Una infamia para sentenciar a Cardoso

Ya no se puede caer más bajo. Puedes entrar en descenso, ser colista,… Cuestiones meramente numéricas. Pero en lo que a sensaciones futbolísticas se refiere, es imposible ser tan nimio como el Celta de Cardoso. Un equipo mediocre, con un sistema que empeora a los jugadores, sin soluciones desde el banquillo, con planteamientos erróneos y una incapacidad suprema para manejar los tiempos de cada encuentro.
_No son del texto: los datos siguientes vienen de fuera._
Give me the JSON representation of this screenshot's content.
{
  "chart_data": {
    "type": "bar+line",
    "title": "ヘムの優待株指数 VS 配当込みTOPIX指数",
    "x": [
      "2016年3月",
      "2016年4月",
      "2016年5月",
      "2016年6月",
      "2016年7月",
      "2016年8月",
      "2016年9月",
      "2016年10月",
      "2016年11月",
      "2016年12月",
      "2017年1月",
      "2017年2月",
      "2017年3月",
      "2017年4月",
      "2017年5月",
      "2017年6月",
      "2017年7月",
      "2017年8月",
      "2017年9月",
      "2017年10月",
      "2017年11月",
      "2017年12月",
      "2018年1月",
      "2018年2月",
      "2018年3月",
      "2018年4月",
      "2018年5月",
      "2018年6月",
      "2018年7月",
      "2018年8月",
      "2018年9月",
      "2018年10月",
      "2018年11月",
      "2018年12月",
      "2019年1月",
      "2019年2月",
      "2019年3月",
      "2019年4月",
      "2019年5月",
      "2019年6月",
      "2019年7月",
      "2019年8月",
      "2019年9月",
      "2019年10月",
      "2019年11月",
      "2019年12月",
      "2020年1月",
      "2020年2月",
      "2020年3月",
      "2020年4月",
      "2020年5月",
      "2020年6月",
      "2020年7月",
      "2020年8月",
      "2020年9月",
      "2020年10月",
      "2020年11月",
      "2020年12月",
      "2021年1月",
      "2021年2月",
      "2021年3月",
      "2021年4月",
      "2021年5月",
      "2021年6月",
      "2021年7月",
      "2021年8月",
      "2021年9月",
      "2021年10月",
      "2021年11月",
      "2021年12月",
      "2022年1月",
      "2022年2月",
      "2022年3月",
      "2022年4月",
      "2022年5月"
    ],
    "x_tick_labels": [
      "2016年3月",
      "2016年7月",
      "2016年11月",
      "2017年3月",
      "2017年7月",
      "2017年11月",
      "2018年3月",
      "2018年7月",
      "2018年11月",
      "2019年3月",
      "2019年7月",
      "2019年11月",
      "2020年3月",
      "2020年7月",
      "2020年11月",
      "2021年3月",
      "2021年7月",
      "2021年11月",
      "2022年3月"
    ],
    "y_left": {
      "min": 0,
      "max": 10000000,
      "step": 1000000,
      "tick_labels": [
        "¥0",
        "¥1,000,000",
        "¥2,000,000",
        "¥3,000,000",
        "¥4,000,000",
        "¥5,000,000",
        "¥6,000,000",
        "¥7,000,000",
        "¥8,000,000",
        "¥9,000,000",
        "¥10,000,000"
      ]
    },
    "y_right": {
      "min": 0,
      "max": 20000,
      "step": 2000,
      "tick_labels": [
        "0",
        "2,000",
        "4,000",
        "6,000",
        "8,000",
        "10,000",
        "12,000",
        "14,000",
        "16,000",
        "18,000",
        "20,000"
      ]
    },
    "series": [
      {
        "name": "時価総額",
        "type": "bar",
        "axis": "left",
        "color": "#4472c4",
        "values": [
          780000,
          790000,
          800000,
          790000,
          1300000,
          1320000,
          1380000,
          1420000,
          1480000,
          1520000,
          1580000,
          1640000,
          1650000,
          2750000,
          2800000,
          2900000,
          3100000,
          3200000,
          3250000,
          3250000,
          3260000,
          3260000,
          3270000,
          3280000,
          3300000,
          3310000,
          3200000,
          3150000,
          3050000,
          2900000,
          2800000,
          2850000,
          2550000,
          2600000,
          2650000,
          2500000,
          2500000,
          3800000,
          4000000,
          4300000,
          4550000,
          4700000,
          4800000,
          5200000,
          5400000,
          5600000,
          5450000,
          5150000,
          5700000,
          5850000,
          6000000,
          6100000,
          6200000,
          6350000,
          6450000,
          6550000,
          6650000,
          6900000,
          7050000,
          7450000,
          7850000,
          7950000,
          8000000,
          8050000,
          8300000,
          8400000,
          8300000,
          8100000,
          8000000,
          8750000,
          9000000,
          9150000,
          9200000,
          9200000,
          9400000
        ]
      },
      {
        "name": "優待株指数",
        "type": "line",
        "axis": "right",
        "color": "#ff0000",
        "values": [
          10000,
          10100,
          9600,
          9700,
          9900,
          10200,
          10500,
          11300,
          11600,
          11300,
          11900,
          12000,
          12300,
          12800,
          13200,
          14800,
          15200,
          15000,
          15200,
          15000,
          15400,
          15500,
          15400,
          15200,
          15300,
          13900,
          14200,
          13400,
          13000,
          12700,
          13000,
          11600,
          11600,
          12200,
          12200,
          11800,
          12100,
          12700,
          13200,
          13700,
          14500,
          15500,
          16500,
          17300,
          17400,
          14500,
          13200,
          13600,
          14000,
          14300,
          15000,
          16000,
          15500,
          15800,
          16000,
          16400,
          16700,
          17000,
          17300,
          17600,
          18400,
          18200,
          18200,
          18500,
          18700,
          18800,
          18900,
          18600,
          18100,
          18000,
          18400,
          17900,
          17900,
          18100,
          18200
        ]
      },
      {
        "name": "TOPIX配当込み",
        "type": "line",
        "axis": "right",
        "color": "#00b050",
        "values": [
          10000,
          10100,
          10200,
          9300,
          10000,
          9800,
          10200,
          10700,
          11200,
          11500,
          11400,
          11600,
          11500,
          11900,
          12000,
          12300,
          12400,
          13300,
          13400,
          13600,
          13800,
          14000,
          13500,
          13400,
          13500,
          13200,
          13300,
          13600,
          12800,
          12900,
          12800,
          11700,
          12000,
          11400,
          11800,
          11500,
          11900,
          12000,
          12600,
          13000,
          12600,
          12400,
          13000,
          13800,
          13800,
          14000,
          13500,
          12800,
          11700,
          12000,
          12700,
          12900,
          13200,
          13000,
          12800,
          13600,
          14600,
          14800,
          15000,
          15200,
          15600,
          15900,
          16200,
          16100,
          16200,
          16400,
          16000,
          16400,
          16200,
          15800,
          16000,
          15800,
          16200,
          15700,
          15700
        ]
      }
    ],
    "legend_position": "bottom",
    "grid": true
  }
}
Sin embargo, lo que más apena, lo más sangrante de todo, es que Miguel Cardoso haya tenido que acatar órdenes y renunciar a toda su libreta para procurar una mejoría defensiva que sólo duró los 90 minutos de Mendizorrotza. Porque hoy, en Ipurúa, el bochorno en la zaga volvió a alcanzar cotas inigualables. A Cardoso no le gusta la línea de 5 porque el Celta no está diseñado para ella. El Eibar lo aprovechó y avasalló a un equipo celeste empequeñecido, empeñado en no salir de su área y rogando por un empate en un día que podía poner tierra de por medio con el descenso. Prefirió optar por amarrar el empate y el resultado fue una infamia de partido injustificable.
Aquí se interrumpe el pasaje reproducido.